When I came in on Monday I found the patient lying in a pool of blood from the rectum. His PT/INR had been elevated the day before and required lowering the Coumadin dose. No action had been taken. His PT/INR on Monday was even higher.  I called the charge nurse and barked out some orders. She reminded me that the intensivist was in charge. The intensivist that morning was a young woman in her early thirties. When I asked her why the monitoring of his Coumadin dose was left unattended she took great offense and answered, “I wasn’t on call this weekend, why don’t you take it up with the doctor on call.  He’s asleep now so I would give it a few hours before you call him.” I gather she wasn’t willing to “take one for the team.”

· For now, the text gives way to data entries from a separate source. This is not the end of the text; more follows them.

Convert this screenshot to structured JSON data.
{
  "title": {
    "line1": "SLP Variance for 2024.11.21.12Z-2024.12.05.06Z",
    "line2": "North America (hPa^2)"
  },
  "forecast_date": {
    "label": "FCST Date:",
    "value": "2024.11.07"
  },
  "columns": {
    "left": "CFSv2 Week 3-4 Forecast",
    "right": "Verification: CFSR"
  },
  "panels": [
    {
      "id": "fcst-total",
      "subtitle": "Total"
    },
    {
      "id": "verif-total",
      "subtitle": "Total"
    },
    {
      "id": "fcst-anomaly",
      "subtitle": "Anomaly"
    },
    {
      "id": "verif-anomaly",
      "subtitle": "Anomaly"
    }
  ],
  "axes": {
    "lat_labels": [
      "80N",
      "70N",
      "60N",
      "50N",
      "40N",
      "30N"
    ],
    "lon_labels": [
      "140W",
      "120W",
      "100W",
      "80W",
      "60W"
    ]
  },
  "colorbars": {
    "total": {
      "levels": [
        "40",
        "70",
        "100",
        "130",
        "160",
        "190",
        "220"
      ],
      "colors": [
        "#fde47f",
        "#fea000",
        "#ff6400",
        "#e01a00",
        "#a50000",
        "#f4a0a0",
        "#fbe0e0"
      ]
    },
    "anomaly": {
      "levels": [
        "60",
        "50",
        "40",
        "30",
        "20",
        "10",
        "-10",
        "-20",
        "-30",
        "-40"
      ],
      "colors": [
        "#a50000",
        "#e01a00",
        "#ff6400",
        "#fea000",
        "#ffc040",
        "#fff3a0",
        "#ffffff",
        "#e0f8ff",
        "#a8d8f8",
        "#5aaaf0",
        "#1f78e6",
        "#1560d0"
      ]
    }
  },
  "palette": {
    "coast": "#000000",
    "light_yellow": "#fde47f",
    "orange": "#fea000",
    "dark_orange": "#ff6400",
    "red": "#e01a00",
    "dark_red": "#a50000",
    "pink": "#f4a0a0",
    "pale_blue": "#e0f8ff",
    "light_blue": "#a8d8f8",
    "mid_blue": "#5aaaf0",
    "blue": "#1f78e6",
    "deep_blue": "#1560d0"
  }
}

Within the last six months an editorial in the Journal of the American College of Physicians was critical of hospitalist programs for the poor communication when a patient leaves the hospital and returns to his doctor in the community without communication occurring.  A recent research article in the same journal revealed that patients treated by hospitalists require re-admission to the hospital for some complication of the original problem far more often than if their personal physician cared for them. The ultimate cost to the system was higher. The problem is the communication and handoffs.

Part of the problem is that physicians no longer feel it is their responsibility to contact their peers. In the past, physicians had close knit referral circles and patterns using physicians they trusted and worked well with. Insurance company managed care programs destroyed those referral patterns forcing physicians to use the doctor on the panel or else they would not pay the bill. Often the consulting doctor on the panel was resentful of receiving a consult from a doctor who had never used his services but would now use them at the panels discounted rate. They felt no strong compulsion to contact the referring physician and discuss the case. T

The referring physicians are not without blame either, often sending patients to physicians they have little contact with accompanied by little if any information as to why they were being consulted. A culture of communication and sharing of information professionally became a culture of “I am too busy to make a call.” The one that suffers is the patient and the people paying more for care because of communication breakdowns.

The American Medical Association and the American College of Physicians have supported the development of the specialty of hospital medicine long before I believe they should have. These organizations are heavily dominated and supported by specialty physicians who are paid handsomely to stay in the operating room and perform procedures rather than care for the patients.  Having hospital employed physicians to be their “scut “workers and take care of the patients with their nurse practitioners and PAs makes sense to them. It breaks the link of good continuity of care and just isn’t very good for patients or overall costs.

Legislators, politicians, employers, insurers, medical school faculty keep looking for ways to overcome the shortage of primary care physicians and the large gap in payment between cognitive services and procedural services. The solution to the problem is to pay the primary care physicians well for their evaluation and management services, train them thoroughly and completely and allow them to care for their patients in all our health care venues.